13En ce qui concerne le soi, il y a certes la notion de soi « écologique » que défendent des psychologues gibsoniens comme Ulrich Neisser et Philippe Rochat, mais on peut penser que le soi de l’identité personnelle suppose une forme de sphère privée (celle du souvenir non partagé, des pensées qu’on garde pour soi, de la délibération individuelle, de la pudeur, de la dissimulation, du mensonge par omission) qui est gravement négligée par Noë dans sa conception de l’existence consciente comme une sorte de pas-de-trois permanent (soi, autrui, le monde), conception où « interne » ou « séparé » sont devenus, curieusement, des termes péjoratifs. Certains chercheurs, réagissant à la croissance exponentielle du nombre de travaux sur l’empathie et les neurones miroirs, ont voulu voir récemment dans le caractère privé de la conscience le résultat non accidentel d’une histoire évolutive. L’évolution de l’opacité, de la possibilité d’avoir une vie mentale inaccessible aux autres, aurait un rapport avec la sophistication de nos relations avec eux [15]. Avant de déterminer quelles relations le soi entretient avec le cerveau, il faudrait préciser ce qu’on entend par soi ; or, la conception énactive de l’expérience n’offre pas une conception prometteuse du soi. Le meilleur Noë est celui que nous connaissions déjà.
Causes internes, circonstances externes ?

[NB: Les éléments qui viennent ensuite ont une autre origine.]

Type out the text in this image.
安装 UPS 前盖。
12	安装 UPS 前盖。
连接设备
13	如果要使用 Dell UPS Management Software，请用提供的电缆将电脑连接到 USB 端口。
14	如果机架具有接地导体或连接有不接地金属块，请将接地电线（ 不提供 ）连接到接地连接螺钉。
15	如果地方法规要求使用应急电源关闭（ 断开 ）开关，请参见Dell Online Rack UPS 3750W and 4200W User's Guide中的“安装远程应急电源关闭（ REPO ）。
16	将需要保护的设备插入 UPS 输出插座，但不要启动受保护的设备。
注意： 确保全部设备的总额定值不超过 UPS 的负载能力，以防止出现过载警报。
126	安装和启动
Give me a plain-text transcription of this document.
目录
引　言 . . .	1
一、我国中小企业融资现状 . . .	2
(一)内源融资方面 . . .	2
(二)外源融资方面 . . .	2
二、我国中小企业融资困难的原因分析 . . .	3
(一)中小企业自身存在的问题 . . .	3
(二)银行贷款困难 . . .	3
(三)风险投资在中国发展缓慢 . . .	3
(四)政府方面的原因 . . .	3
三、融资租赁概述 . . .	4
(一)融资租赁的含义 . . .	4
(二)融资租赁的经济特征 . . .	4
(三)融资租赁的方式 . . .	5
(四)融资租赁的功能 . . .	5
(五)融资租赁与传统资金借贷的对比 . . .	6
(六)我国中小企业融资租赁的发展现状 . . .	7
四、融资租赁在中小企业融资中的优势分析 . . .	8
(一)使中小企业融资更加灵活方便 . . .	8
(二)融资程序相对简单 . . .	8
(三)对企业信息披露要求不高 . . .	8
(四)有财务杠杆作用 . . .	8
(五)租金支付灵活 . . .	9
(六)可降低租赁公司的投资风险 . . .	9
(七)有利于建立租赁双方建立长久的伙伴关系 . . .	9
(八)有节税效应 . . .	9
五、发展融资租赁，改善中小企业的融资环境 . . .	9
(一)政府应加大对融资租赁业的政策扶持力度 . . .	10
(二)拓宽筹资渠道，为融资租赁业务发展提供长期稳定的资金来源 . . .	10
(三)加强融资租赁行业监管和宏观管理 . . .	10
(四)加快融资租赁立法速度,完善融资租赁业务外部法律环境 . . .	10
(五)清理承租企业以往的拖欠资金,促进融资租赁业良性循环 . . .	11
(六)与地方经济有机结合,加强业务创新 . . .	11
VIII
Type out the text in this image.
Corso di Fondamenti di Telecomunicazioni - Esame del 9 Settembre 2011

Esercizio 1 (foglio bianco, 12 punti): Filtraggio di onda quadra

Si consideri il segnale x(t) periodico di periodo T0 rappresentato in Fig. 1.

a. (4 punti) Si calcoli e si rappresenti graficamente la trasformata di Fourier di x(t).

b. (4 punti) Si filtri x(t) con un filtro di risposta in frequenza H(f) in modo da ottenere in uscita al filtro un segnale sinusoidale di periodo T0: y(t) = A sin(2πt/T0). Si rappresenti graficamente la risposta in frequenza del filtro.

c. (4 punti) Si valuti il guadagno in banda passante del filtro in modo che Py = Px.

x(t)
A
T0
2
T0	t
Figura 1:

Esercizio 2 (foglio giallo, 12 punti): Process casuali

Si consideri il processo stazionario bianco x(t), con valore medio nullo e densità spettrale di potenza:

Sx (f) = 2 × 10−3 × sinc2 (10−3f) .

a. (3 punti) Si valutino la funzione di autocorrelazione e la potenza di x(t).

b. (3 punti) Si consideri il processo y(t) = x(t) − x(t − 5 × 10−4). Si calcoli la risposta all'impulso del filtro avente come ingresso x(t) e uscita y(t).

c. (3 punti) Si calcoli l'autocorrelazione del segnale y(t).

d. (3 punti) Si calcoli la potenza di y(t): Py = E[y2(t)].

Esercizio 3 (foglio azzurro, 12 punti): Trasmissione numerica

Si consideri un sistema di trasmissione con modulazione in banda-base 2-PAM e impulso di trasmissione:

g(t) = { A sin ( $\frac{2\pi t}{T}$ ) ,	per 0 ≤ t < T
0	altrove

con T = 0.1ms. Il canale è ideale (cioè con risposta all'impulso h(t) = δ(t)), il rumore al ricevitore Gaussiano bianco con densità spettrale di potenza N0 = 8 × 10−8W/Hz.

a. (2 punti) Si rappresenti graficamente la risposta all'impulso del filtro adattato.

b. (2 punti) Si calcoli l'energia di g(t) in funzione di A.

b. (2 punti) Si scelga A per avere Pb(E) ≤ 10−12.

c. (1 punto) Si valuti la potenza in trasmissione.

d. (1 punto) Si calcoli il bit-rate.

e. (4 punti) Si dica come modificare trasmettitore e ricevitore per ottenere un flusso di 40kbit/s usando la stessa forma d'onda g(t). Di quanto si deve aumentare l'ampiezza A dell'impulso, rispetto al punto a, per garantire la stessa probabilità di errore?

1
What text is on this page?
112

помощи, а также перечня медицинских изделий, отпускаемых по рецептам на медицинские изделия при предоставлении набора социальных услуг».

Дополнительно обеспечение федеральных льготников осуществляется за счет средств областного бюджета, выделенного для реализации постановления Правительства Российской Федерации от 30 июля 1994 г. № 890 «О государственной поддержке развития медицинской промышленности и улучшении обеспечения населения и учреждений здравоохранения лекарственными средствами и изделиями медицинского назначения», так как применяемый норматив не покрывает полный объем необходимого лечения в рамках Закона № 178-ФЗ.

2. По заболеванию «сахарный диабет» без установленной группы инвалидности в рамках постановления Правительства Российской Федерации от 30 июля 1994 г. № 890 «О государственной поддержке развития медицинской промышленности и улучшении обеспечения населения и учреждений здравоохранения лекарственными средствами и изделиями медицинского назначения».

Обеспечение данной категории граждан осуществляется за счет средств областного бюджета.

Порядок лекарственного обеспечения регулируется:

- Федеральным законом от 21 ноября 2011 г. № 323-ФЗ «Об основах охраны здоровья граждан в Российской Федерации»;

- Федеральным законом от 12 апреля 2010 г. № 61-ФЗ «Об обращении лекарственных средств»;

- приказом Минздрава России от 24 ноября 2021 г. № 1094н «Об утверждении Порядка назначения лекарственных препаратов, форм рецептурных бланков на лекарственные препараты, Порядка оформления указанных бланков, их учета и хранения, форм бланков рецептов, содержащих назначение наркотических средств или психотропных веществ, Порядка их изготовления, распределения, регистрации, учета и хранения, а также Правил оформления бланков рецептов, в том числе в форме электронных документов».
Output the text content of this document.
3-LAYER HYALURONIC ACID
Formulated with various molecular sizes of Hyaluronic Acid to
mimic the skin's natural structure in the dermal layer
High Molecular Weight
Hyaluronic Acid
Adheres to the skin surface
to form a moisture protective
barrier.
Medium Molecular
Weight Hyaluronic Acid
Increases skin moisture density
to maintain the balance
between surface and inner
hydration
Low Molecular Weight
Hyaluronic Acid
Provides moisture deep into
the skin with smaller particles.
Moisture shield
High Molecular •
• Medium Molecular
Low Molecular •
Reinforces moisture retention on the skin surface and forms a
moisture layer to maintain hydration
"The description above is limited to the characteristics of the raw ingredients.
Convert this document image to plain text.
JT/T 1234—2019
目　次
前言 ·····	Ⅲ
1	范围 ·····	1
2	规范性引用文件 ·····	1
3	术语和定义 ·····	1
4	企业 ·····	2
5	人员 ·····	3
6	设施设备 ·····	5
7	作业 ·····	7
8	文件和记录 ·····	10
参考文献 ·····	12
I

14Le livre de Rockwell diffère de celui de Noë en ceci que Rockwell est bien plus au fait de l’histoire des idées, et rappelle d’entrée la phrase de Dewey : « Trop souvent […] l’ancien dualisme de l’âme et du corps a été remplacé par celui du cerveau et du reste du corps [16]. » Il connaît, et s’appuie sur, la tradition pragmatiste de la critique de ce qu’il nomme « matérialisme cartésien ». Plutôt qu’une opposition frontale à la conception standard, Rockwell entend développer une critique qui en fait une forme de vérité approchée, ou de paradigme, au sens de Kuhn, qui détermine des programmes de recherche, permet la solution de certaines « énigmes » mais en laisse d’autres de côté. Il part donc de la distinction de Place entre le « est » de définition (« un carré est un rectangle équilatéral ») et le « est » de composition (« sa table est une vieille boîte de rangement ») [17]. Pour Place l’identité de la conscience et d’un processus cérébral est connue a posteriori comme un fait du monde (le « est » de composition), fait de nature contingente. Mais s’il s’agit d’un fait contingent, alors du matérialisme à la thèse de l’identité de l’esprit et du cerveau, la conséquence n’est pas nécessairement bonne et « un esprit non crânien est une authentique possibilité empirique » (p. 19) qui mérite d’être envisagée.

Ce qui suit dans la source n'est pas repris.